Session lifespan
Each session is valid for a set amount of time. This time is the session's lifespan. When the session lifespan expires, the user must re-authenticate.
In the configuration, the session lifespan is expressed in hours.
Run this command to adjust the session lifespan to 720 hours (30 days):
- Ory CLI
- Self-Hosted Ory Kratos Config
ory patch identity-config <your-project-id> \\
--replace '/session/lifespan="720h"' # 30 days
session:
cookie:
domain: fancy-moofasa-nsuq4mdx5a.projects.oryapis.com
name: ory_session_fancymoofasansuq4mdx5a
path: /
persistent: false
same_site: Lax
lifespan: 72h0m0s
Session cookie 'max-age'
By default, the session cookie max-age
is the same as the set session lifespan.
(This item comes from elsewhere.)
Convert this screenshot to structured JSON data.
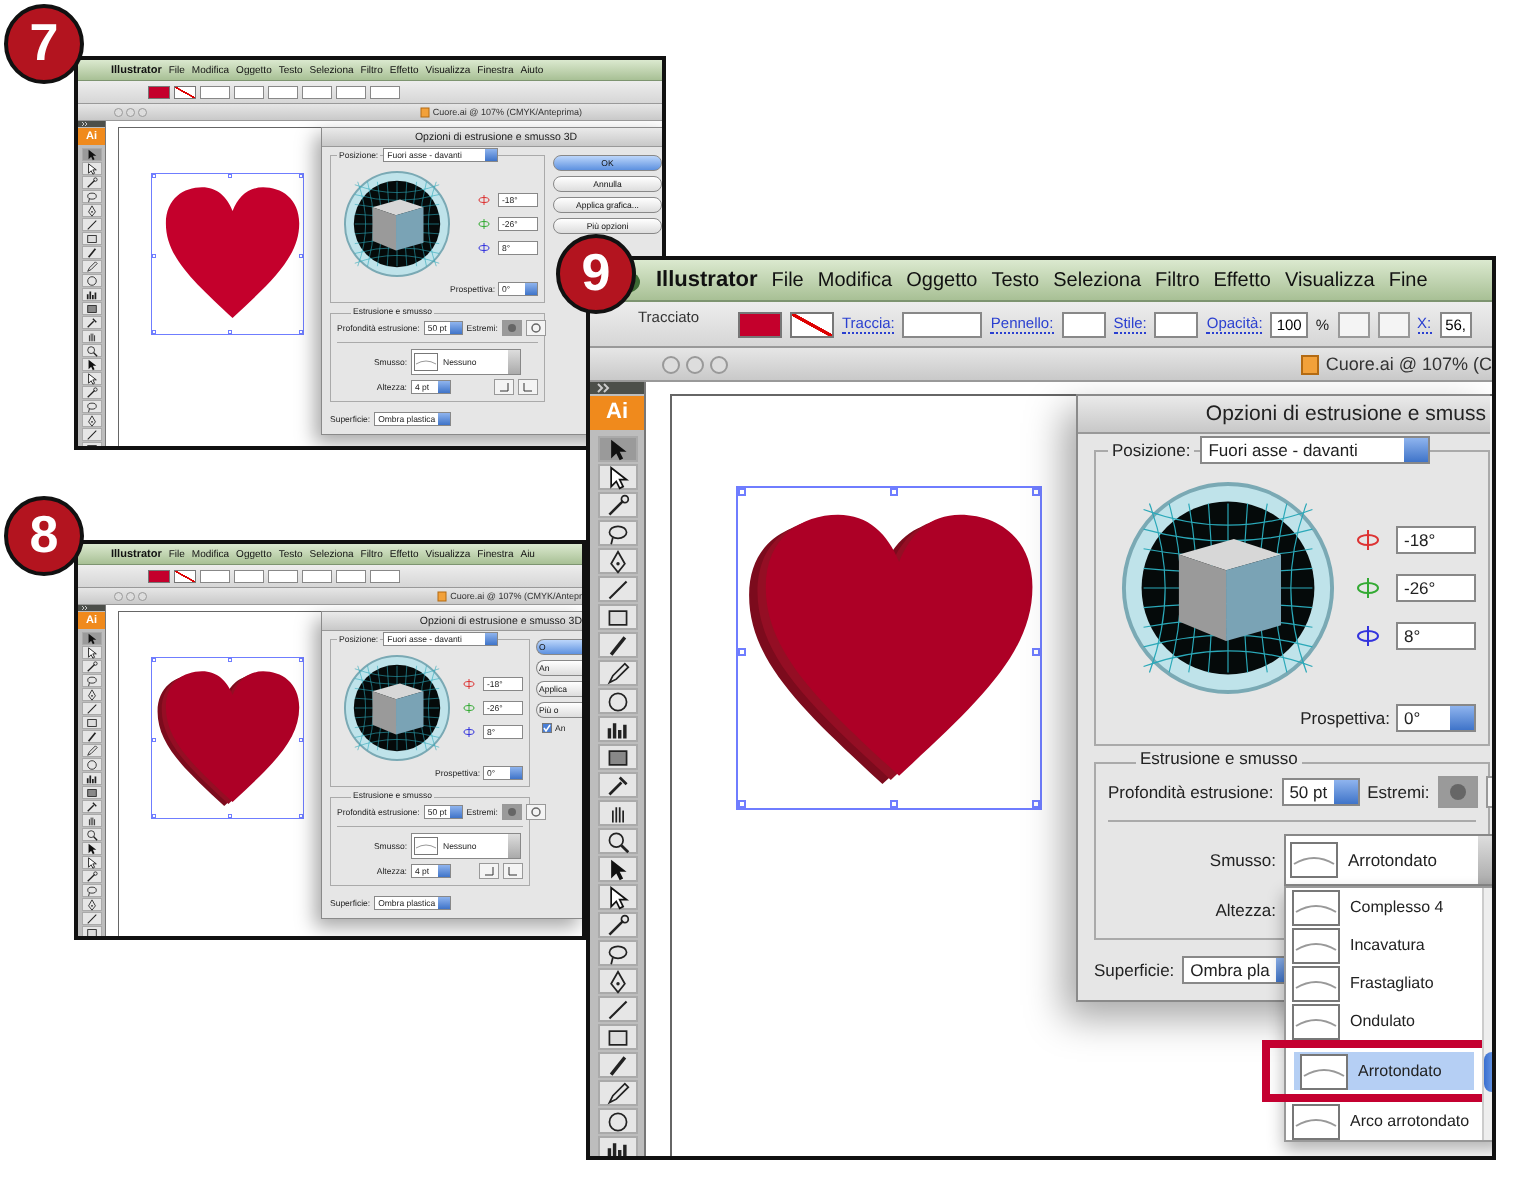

To disable this behavior and allow to define a
different cookie max-age
, set the session/cookie/persistent
value to false
:
- Ory CLI
- Self-Hosted Ory Kratos Config
ory patch identity-config <your-project-id> \\
--replace '/session/cookie/persistent=false'
session:
cookie:
domain: fancy-moofasa-nsuq4mdx5a.projects.oryapis.com
name: ory_session_fancymoofasansuq4mdx5a
path: /
persistent: false
same_site: Lax
If max-age
is set as a part of the Set-Cookie
header, the browser deletes the cookie when it reaches the age defined in
max-age
.
When max-age
is not set, the browser deletes the cookie when the session ends. The session ends when the set session lifespan
expires, or when the browser is shut down by the user.